Dass die Sammlung mit einer eher zerfledderten Version des Titelsongs schließt, bei der Tom Esmitz a.k.a. Milf Burray die Ohrwurmmelodie nur andeutungsweise in den experimentellen Arrangements erkennen lässt, zeigt noch einmal, wie viel unterschiedliches kreative Musiker aus Coil herausholen können, wenn sie die Stücke respektvoll gegen den Strich kämmen. Die hier versammelten Interpreten decken letztlich ein relativ großes Spektrum ab, und da niemand versucht, die Originale blos mit simpleren Mitteln nachzuspielen, ist die Sammlung in jedem Fall gelungener als diverse Dark Ambient-Tributes im letzten Jahrzehnt (die Coil m.E. immer noch ein würdigeres Nachleben beschert hatten als die Fetischisierung noch der irrelevantesten Restposten aus dem Nachlass der Band, aber das ist freilich ein anderes Thema).

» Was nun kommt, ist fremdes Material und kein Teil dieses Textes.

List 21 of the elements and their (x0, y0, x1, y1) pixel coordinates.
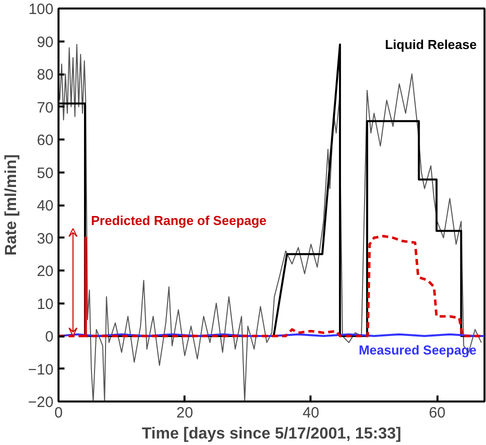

“El Hombre es el Animal” ist bislang digital erhältlich, für die nähere Zukunft ist ein Tape in Planung. Könnte ich zaubern, gäbe es schon bald einen zweiten Teil unter dem Titel “La superficialidad constante conduce al mal” – enthalten wäre eine treibende “Panic”-Version von Coagul und Escama Serrada mit “Constant Shallowness” in Kurzform. Niedowierzanie würde “Lorca not Orca” auf der Mandoline covern, und von Rosa Solé gäbe es eine kammermusikalische Version von “Titan Arch”. (U.S.)